Noncompliance to medications contributed to 12.15% of the total DRPS. Our result was comparable to Malay [19], but lower than Indian [18] and Nigerian findings [45]. The reason for lower or comparable level of noncompliance in our study is unjustifiable. Unnecessary drug therapy constituted 10.32% of all DRPs. This is higher than the Malay [19] finding, but lower than the Indonesian finding [42]. This may be due to differences in DRP assessment tools, study settings and patient characteristics.
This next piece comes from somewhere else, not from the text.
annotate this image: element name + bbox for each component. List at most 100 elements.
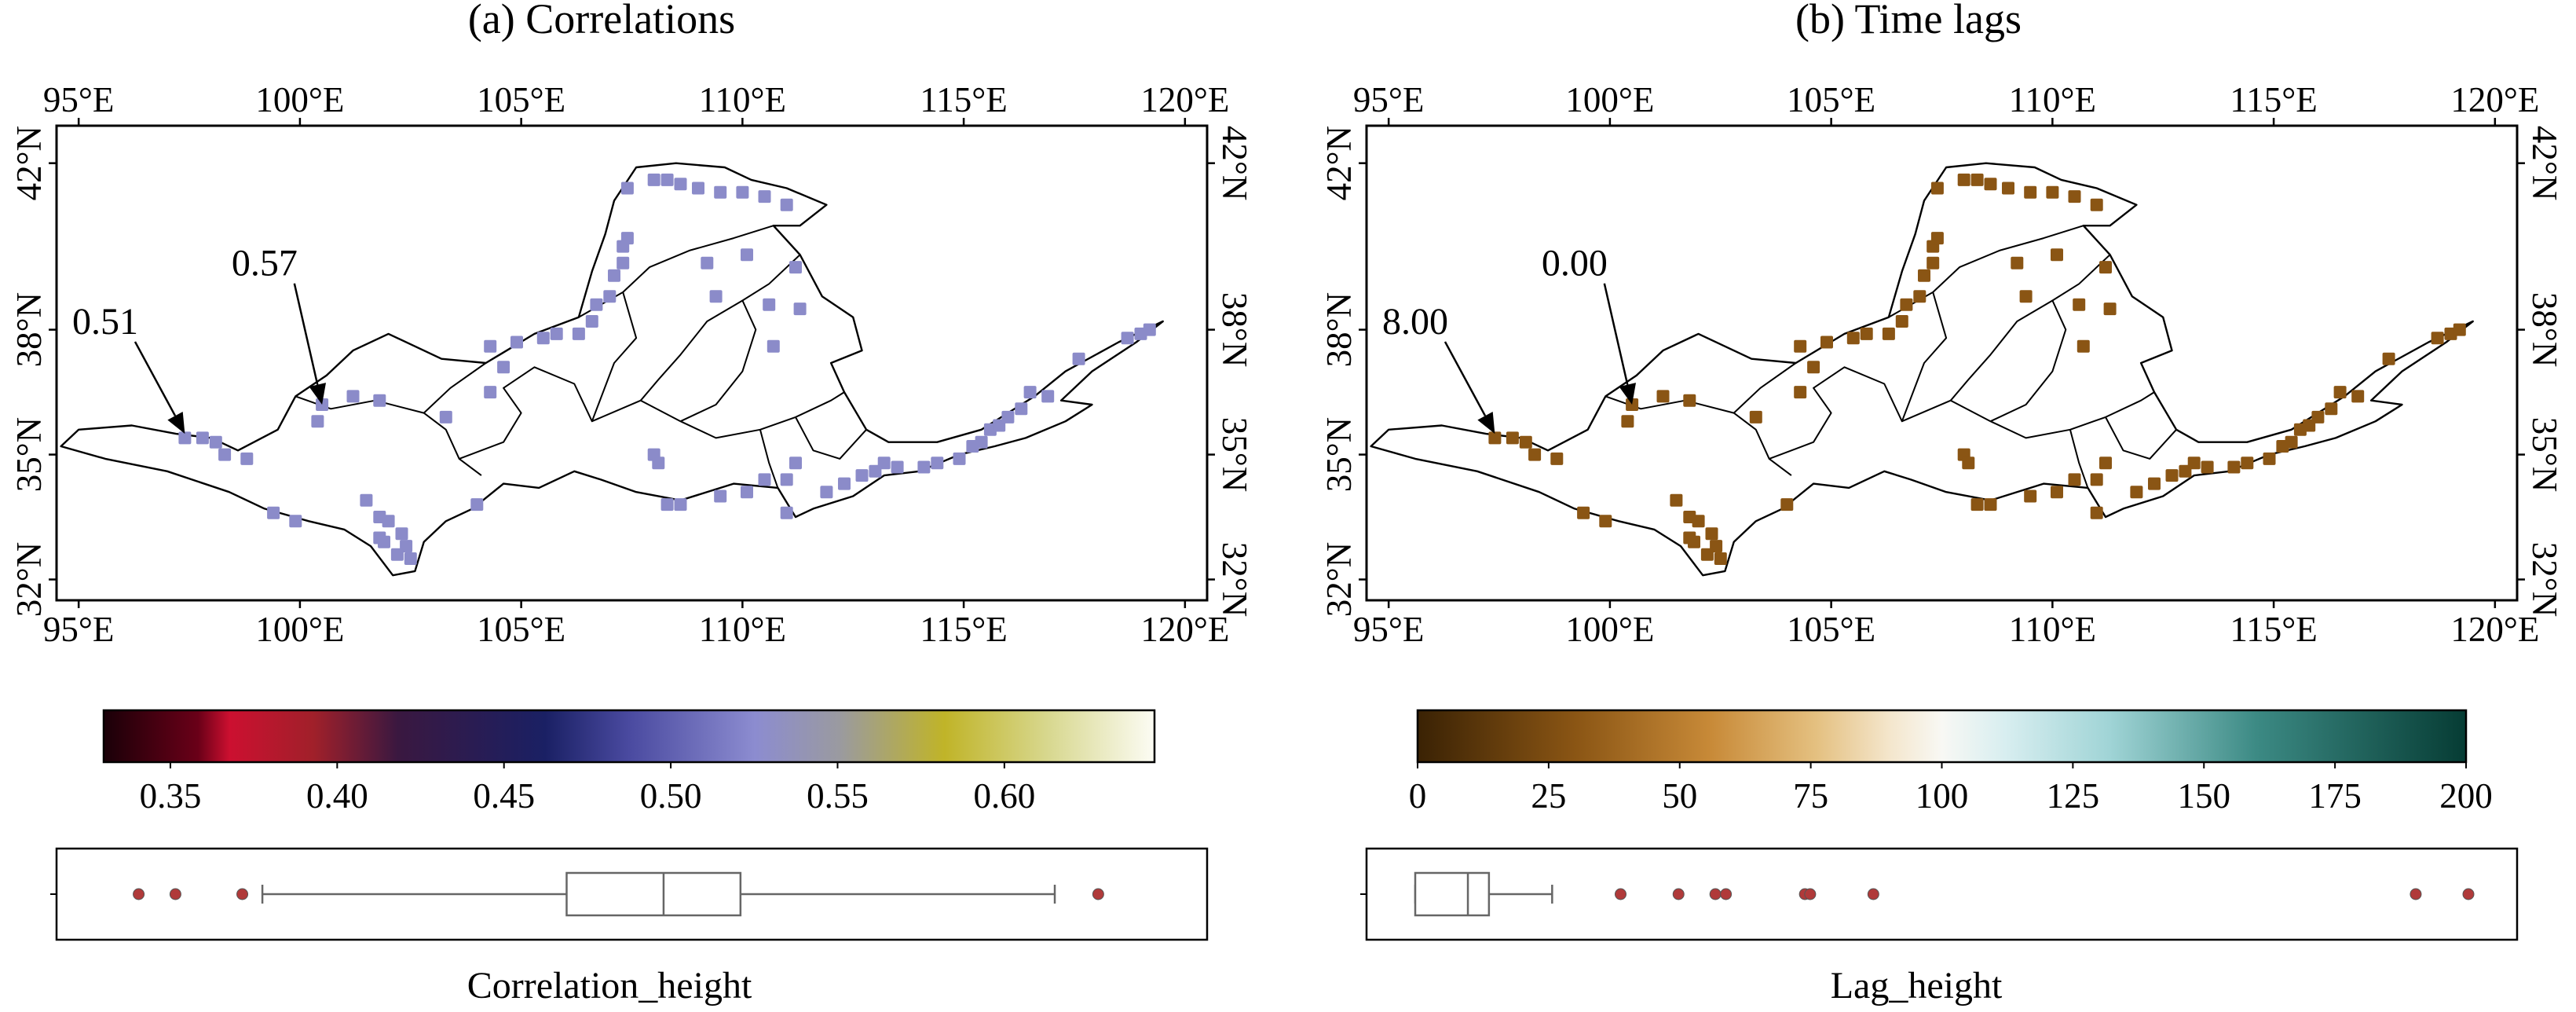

Adverse drug reaction and dosage too high were less frequently occurring DRPs in this study. Age 41–60 years, age > 60 years and the presence of comorbidity were independent predictors of drug related problems.

Conclusions

The rate of drug related problems in type 2 diabetes patients with hypertension is high. The most common DRPs were need for additional drug therapy, ineffective drug therapy and dose too low. The most common causes of DRPs were need for preventive drug therapy and the drug not the most effective for the medical problem. Age 41–60 years, age > 60 years and the presence of comorbidity were independent predictors of drug related problems.

Limitations

The limitation of this study was the small sample size to generalize the findings to the general population.